Microeconomics at play
When macroeconomics scenario is not well, it must be a time to focus on micro-economics. Why? Microeconomics deals with individual units in an economy like a firm, a household, an investor, a worker, a single market that makes up the broader economy. It deals with problem of demand and supply of particular goods and services, its price determination and examines how tax cut affects a firm's output. etc. Microeconomics not only focuses on individual decisions and transactions under a free economy but also enlightens market failures while it tries to model reality at a larger scale. It observes how a country's economy work and finds ways to explain and predict the macro variables like GDP, labor, interest rates, etc.
Scarcity of resources, economic incentives available to individual units or persons within a unit, assessing impact of such economic incentives on the business controls and planning is domain of microeconomics. Microeconomics not only drives business transactions at grass root level but also determines culture and control environment of a business organization.

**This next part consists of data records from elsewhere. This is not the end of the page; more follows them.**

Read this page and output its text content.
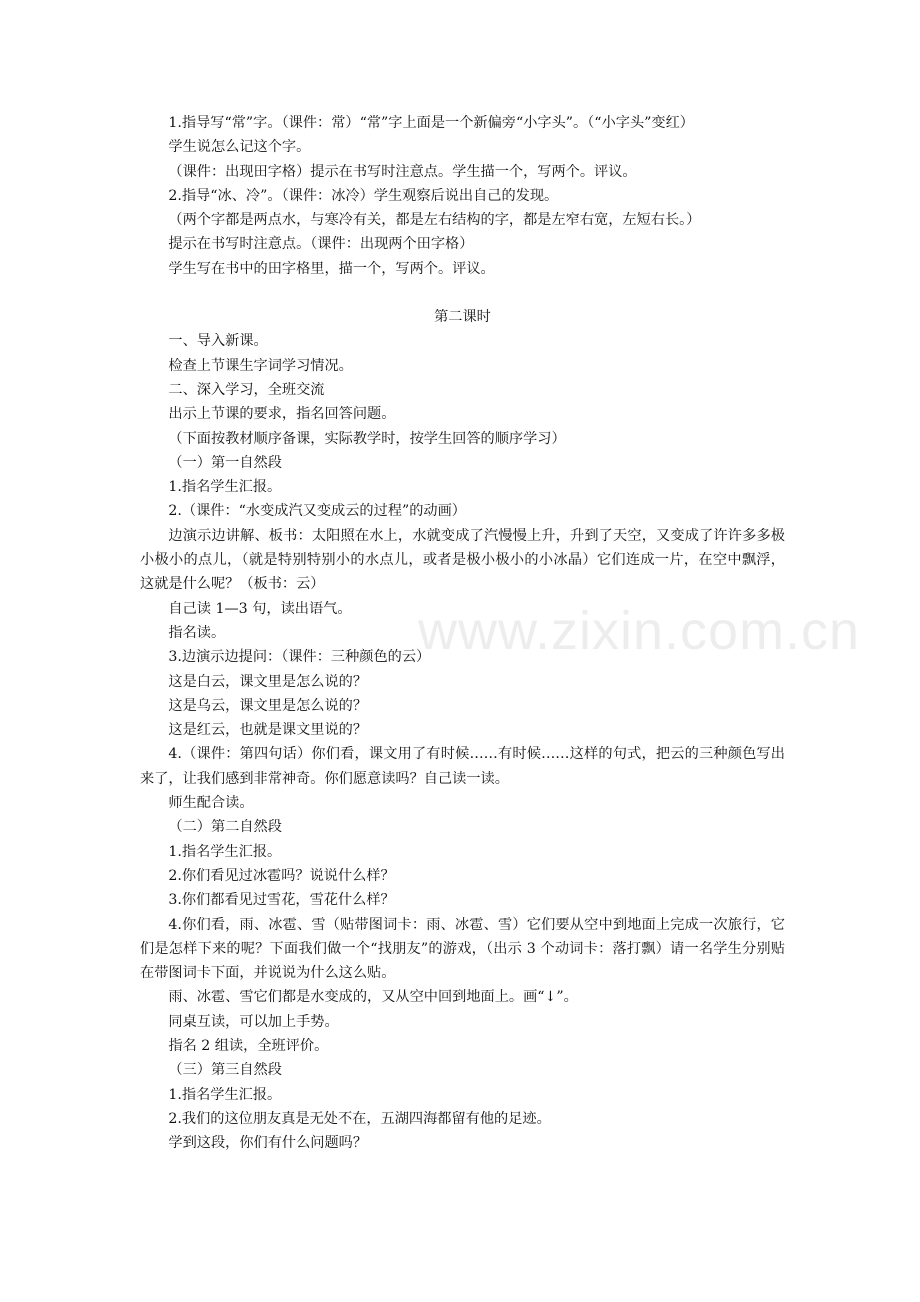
www.zixin.com.cn

1.指导写“常”字。（课件：常）“常”字上面是一个新偏旁“小字头”。（“小字头”变红）

学生说怎么记这个字。

（课件：出现田字格）提示在书写时注意点。学生描一个，写两个。评议。

2.指导“冰、冷”。（课件：冰冷）学生观察后说出自己的发现。

（两个字都是两点水，与寒冷有关，都是左右结构的字，都是左窄右宽，左短右长。）

提示在书写时注意点。（课件：出现两个田字格）

学生写在书中的田字格里，描一个，写两个。评议。

第二课时

一、导入新课。

检查上节课生字词学习情况。

二、深入学习，全班交流

出示上节课的要求，指名回答问题。

（下面按教材顺序备课，实际教学时，按学生回答的顺序学习）

（一）第一自然段

1.指名学生汇报。

2.（课件：“水变成汽又变成云的过程”的动画）

边演示边讲解、板书：太阳照在水上，水就变成了汽慢慢上升，升到了天空，又变成了许许多多极小极小的点儿，（就是特别特别小的水点儿，或者是极小极小的小冰晶）它们连成一片，在空中飘浮，这就是什么呢？（板书：云）

自己读 1—3 句，读出语气。

指名读。

3.边演示边提问：（课件：三种颜色的云）

这是白云，课文里是怎么说的？

这是乌云，课文里是怎么说的？

这是红云，也就是课文里说的？

4.（课件：第四句话）你们看，课文用了有时候……有时候……这样的句式，把云的三种颜色写出来了，让我们感到非常神奇。你们愿意读吗？自己读一读。

师生配合读。

（二）第二自然段

1.指名学生汇报。

2.你们看见过冰雹吗？说说什么样？

3.你们都看见过雪花，雪花什么样？

4.你们看，雨、冰雹、雪（贴带图词卡：雨、冰雹、雪）它们要从空中到地面上完成一次旅行，它们是怎样下来的呢？下面我们做一个“找朋友”的游戏，（出示 3 个动词卡：落打飘）请一名学生分别贴在带图词卡下面，并说说为什么这么贴。

雨、冰雹、雪它们都是水变成的，又从空中回到地面上。画“↓”。

同桌互读，可以加上手势。

指名 2 组读，全班评价。

（三）第三自然段

1.指名学生汇报。

2.我们的这位朋友真是无处不在，五湖四海都留有他的足迹。

学到这段，你们有什么问题吗？
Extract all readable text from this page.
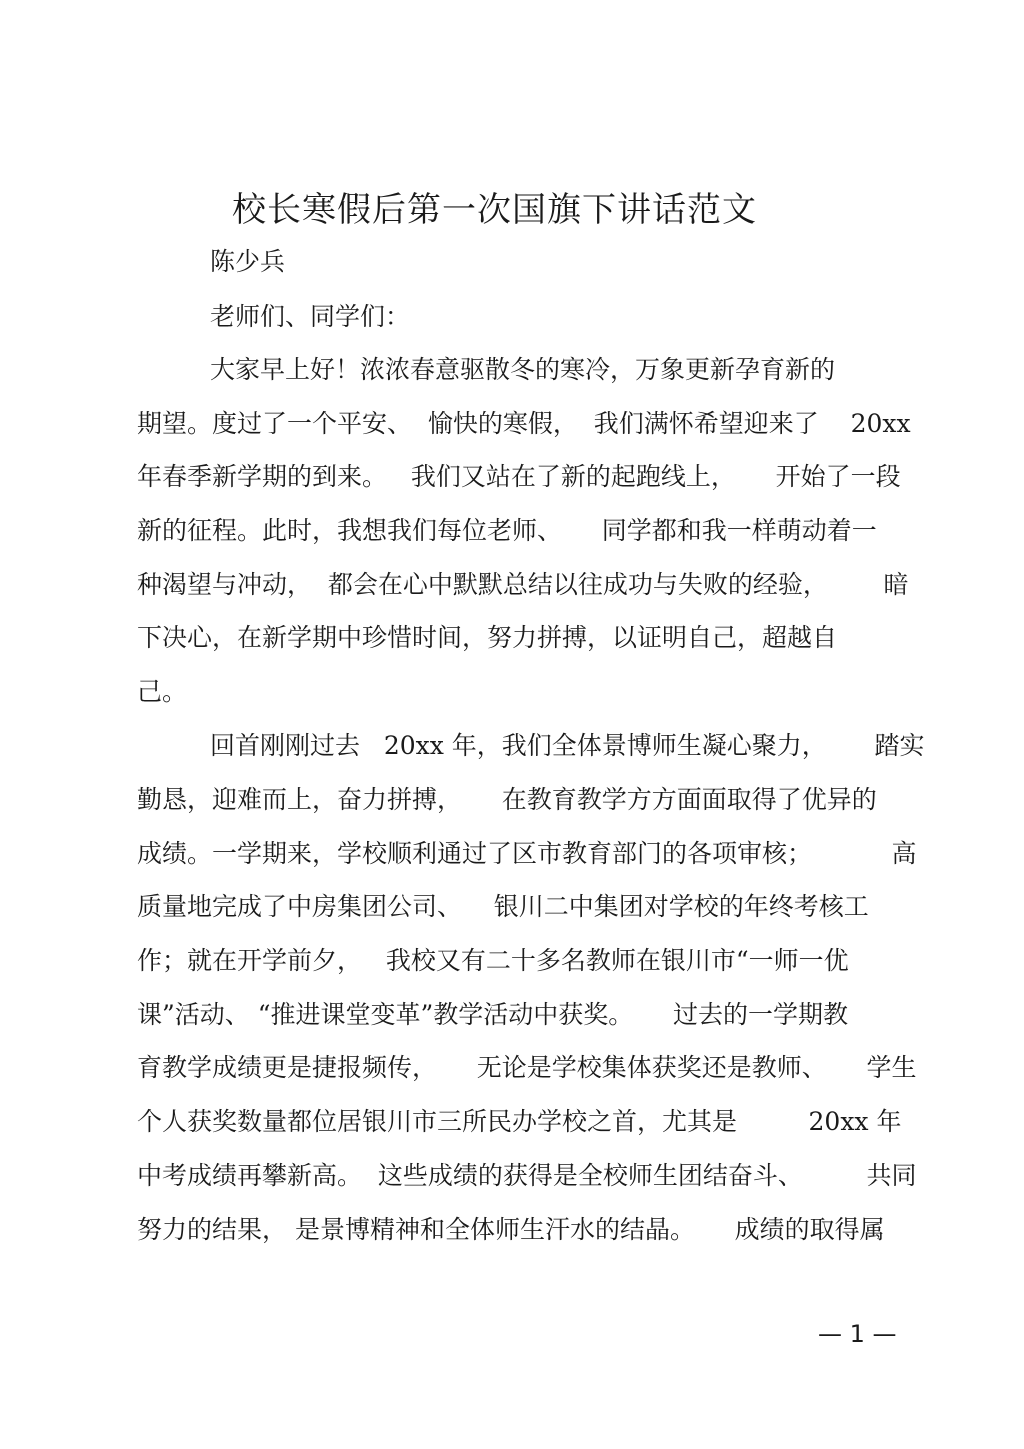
校长寒假后第一次国旗下讲话范文
陈少兵
老师们、同学们：
大家早上好！浓浓春意驱散冬的寒冷，万象更新孕育新的
期望。度过了一个平安、  愉快的寒假，  我们满怀希望迎来了    20xx
年春季新学期的到来。   我们又站在了新的起跑线上，     开始了一段
新的征程。此时，我想我们每位老师、     同学都和我一样萌动着一
种渴望与冲动，  都会在心中默默总结以往成功与失败的经验，       暗
下决心，在新学期中珍惜时间，努力拼搏，以证明自己，超越自
己。
回首刚刚过去   20xx 年，我们全体景博师生凝心聚力，      踏实
勤恳，迎难而上，奋力拼搏，     在教育教学方方面面取得了优异的
成绩。一学期来，学校顺利通过了区市教育部门的各项审核；          高
质量地完成了中房集团公司、    银川二中集团对学校的年终考核工
作；就在开学前夕，   我校又有二十多名教师在银川市“一师一优
课”活动、 “推进课堂变革”教学活动中获奖。     过去的一学期教
育教学成绩更是捷报频传，     无论是学校集体获奖还是教师、     学生
个人获奖数量都位居银川市三所民办学校之首，尤其是         20xx 年
中考成绩再攀新高。  这些成绩的获得是全校师生团结奋斗、        共同
努力的结果， 是景博精神和全体师生汗水的结晶。     成绩的取得属
— 1 —
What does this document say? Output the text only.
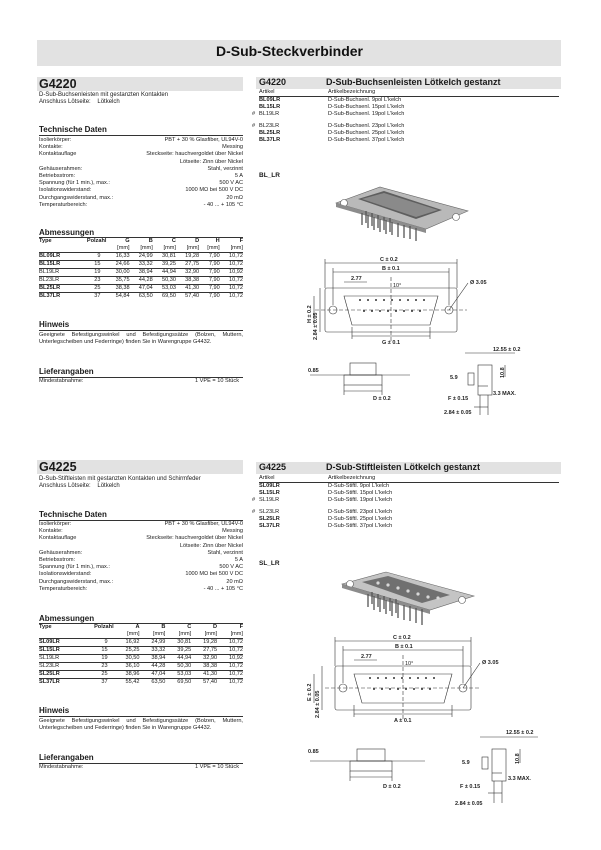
D-Sub-Steckverbinder
G4220
D-Sub-Buchsenleisten mit gestanzten Kontakten
Anschluss Lötseite: Lötkelch
Technische Daten
Isolierkörper:	PBT + 30 % Glasfiber, UL94V-0
Kontakte:	Messing
Kontaktauflage	Steckseite: hauchvergoldet über Nickel
Lötseite: Zinn über Nickel
Gehäuserahmen:	Stahl, verzinnt
Betriebsstrom:	5 A
Spannung (für 1 min.), max.:	500 V AC
Isolationswiderstand:	1000 MΩ bei 500 V DC
Durchgangswiderstand, max.:	20 mΩ
Temperaturbereich:	- 40 ... + 105 °C
Abmessungen
Type	Polzahl	G	B	C	D	H	F
		[mm]	[mm]	[mm]	[mm]	[mm]	[mm]
BL09LR	9	16,33	24,99	30,81	19,28	7,90	10,72
BL15LR	15	24,66	33,32	39,25	27,75	7,90	10,72
BL19LR	19	30,00	38,94	44,94	32,90	7,90	10,92
BL23LR	23	35,75	44,28	50,30	38,38	7,90	10,72
BL25LR	25	38,38	47,04	53,03	41,30	7,90	10,72
BL37LR	37	54,84	63,50	69,50	57,40	7,90	10,72
Hinweis
Geeignete Befestigungswinkel und Befestigungssätze (Bolzen, Muttern, Unterlegscheiben und Federringe) finden Sie in Warengruppe G4432.
Lieferangaben
Mindestabnahme:	1 VPE = 10 Stück
G4220	D-Sub-Buchsenleisten Lötkelch gestanzt
Artikel	Artikelbezeichnung
BL09LR	D-Sub-Buchsenl. 9pol L'kelch
BL15LR	D-Sub-Buchsenl. 15pol L'kelch
# BL19LR	D-Sub-Buchsenl. 19pol L'kelch
# BL23LR	D-Sub-Buchsenl. 23pol L'kelch
BL25LR	D-Sub-Buchsenl. 25pol L'kelch
BL37LR	D-Sub-Buchsenl. 37pol L'kelch
BL_LR
C ± 0.2
B ± 0.1
2.77
10°	Ø 3.05
G ± 0.1
H ± 0.2 2.84 ± 0.05
0.85
D ± 0.2
12.55 ± 0.2
5.9	10.8
F ± 0.15
3.3 MAX.
2.84 ± 0.05
G4225
D-Sub-Stiftleisten mit gestanzten Kontakten und Schirmfeder
Anschluss Lötseite: Lötkelch
Technische Daten
Isolierkörper:	PBT + 30 % Glasfiber, UL94V-0
Kontakte:	Messing
Kontaktauflage	Steckseite: hauchvergoldet über Nickel
Lötseite: Zinn über Nickel
Gehäuserahmen:	Stahl, verzinnt
Betriebsstrom:	5 A
Spannung (für 1 min.), max.:	500 V AC
Isolationswiderstand:	1000 MΩ bei 500 V DC
Durchgangswiderstand, max.:	20 mΩ
Temperaturbereich:	- 40 ... + 105 °C
Abmessungen
Type	Polzahl	A	B	C	D	F
		[mm]	[mm]	[mm]	[mm]	[mm]
SL09LR	9	16,92	24,99	30,81	19,28	10,72
SL15LR	15	25,25	33,32	39,25	27,75	10,72
SL19LR	19	30,50	38,94	44,94	32,90	10,92
SL23LR	23	36,10	44,28	50,30	38,38	10,72
SL25LR	25	38,96	47,04	53,03	41,30	10,72
SL37LR	37	55,42	63,50	69,50	57,40	10,72
Hinweis
Geeignete Befestigungswinkel und Befestigungssätze (Bolzen, Muttern, Unterlegscheiben und Federringe) finden Sie in Warengruppe G4432.
Lieferangaben
Mindestabnahme:	1 VPE = 10 Stück
G4225	D-Sub-Stiftleisten Lötkelch gestanzt
Artikel	Artikelbezeichnung
SL09LR	D-Sub-Stiftl. 9pol L'kelch
SL15LR	D-Sub-Stiftl. 15pol L'kelch
# SL19LR	D-Sub-Stiftl. 19pol L'kelch
# SL23LR	D-Sub-Stiftl. 23pol L'kelch
SL25LR	D-Sub-Stiftl. 25pol L'kelch
SL37LR	D-Sub-Stiftl. 37pol L'kelch
SL_LR
C ± 0.2
B ± 0.1
2.77
10°	Ø 3.05
A ± 0.1
E ± 0.2 2.84 ± 0.05
0.85
D ± 0.2
12.55 ± 0.2
5.9	10.8
F ± 0.15
3.3 MAX.
2.84 ± 0.05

When all are talking about corporate governance, need of having independent directors, robust audit committees and transparency in financial reporting and disclosures, nobody is talking about an economically viable and sustainable business model post Satyam Scandal or in face of today's deflationary economic conditions.
Many are tempted by 'getting rich quick' schemes but when businesses are not able to grow with such schemes on a sustainable basis than the value created is lost. Many businesses ignore the fact that when they begin to drag their market place into the same sales outlets they shrink their market. Once they start getting confident, they offer guarantees that they can't hope to keep.
Knowledge of micro-economics is very useful while carrying Management Audit that can add significant value. Management Audit with microeconomics can warn you for the bad growth and recommend you to follow principles of sustainable business. When all resources are working at their maximum productivity and demand for the products cannot be further increased, a faulty incentive scheme may put more pressure on the resources and failure is inevitable. When slight volatility or crisis can hamper business planning then it is a time to get non-levered and not otherwise.
Targeted Management Audit and analytics can show the path of sustainable growth and thus optimize use of resources that makes certain that management share and enjoy the products of its labour.
Let's understand as to how analysis and audit using microeconomics can add value in area of purchases.
Traditional purchasing techniques largely rely on volume consolidation and rigorous negotiation tactics. Instead one may use analytically rigorous approach which is built on a keen understanding of the micro-economics of buyer-supplier relationships and can deliver significant savings. It's required to employ a reverse marketing strategy to create an intensively competitive, flat playing field amongst suppliers to exploit a range of analytical savings levers to drive down the prices without compromising specifications.
These savings levers focus on, for example, unbundling supplier pricing, eliminating non-value adding middle-men and gaining a clear understanding of the supplier's economics. The valuable insights from analysis are rolled into a comprehensive multi-round negotiation strategy for generating real savings from suppliers.
You know who can attract best of talents? Answer is the businesses that pay their taxes and dividends on time. Well, there is a connection. It's microeconomics at play.